Igor has an irritating girlfriend Ève (Eloïse Bennett), who is just a bit older than his daughter. Natacha doesn’t like her, and expresses her disdain with the same unthinking enthusiasm that she uses to spray insecticide on the bushes in her father’s country house. Jeanne is the cool water, applying logic in an attempt to massage out the tension between Ève and Natacha. She also finds herself attracted to Igor and solves a small family mystery.
Conte de Printemps sets the metronome to a gentle rhythm of space and time, one continued throughout Rohmer’s following three films in Contes des Quatre Saisons (Conte d’Ete, Conte d’Automne, Conte d’Hiver). ‘Rohmer time’ is a soothing tick of simple exchanges we usually take for granted. An invitation to stay at a friend’s house, sitting on the sofa at a party and having a chat, or asking: ‘Would you rather cut the salami or the tomatoes? Rohmer loves the ordinary, and he kneads out interactions so we can see their importance, thus placing us in the poetry of the everyday. We are never bored and each conversation is as fresh as, well, spring.
Jeanne, Natacha and Ève are equally opinionated. They deliver their views in different tunings. Natacha is un-edited, her youth rendering her unable to control her responses, meanwhile Ève wears her modernity without empathy and tact. She bluntly asks Jeanne why she is a teacher when she could have a much more interesting job in publishing, like herself. Jeanne responds, as in all other scenes, with a saintly self-control that is faintly dour. ‘I prefer to be the boss,’ she answers calmly.

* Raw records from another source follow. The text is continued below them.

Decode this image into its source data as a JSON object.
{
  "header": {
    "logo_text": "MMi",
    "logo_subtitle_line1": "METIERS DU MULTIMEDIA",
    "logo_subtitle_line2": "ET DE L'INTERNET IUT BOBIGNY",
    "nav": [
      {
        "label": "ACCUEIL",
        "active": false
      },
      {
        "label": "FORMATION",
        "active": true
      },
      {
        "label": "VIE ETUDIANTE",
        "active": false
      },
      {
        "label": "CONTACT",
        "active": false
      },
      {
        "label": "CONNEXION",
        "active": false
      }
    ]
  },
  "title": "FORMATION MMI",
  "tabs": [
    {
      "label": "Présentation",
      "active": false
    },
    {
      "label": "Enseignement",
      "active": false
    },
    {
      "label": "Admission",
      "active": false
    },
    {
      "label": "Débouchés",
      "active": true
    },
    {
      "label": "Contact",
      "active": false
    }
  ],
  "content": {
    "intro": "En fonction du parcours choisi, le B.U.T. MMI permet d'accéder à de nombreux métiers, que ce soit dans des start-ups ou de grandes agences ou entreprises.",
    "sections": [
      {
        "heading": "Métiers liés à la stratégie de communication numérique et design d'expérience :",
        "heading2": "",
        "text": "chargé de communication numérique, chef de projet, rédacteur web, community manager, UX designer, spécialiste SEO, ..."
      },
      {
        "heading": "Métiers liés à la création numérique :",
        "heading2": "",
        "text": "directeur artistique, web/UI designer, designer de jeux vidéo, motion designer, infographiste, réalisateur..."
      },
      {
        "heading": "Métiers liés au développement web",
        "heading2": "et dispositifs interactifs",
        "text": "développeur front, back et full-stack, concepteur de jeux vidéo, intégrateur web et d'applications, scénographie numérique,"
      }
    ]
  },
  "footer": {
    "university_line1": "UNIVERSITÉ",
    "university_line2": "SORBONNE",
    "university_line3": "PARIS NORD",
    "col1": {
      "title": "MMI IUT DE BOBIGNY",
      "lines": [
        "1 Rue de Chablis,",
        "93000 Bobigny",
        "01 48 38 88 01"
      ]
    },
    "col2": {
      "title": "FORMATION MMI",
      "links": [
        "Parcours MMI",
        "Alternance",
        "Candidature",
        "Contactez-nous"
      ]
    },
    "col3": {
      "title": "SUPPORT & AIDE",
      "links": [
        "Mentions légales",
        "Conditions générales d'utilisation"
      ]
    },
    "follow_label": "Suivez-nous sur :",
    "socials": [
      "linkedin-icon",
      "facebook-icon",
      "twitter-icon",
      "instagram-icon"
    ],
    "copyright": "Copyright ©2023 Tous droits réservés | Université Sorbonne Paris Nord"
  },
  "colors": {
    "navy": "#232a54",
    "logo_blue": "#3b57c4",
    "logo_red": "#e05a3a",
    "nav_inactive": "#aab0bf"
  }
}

‘I am fanatical about other people’s freedom’ claims Jeanne as she uses her theory to form a cage around herself. Rohmer points to this subtly, and during the final 10 minutes allows her a small release. It’s an experience that breaks a shell, and even though Jeanne returns to Paris to resume her ordinary life, something has been shaken off. She is changed; and her year can properly begin.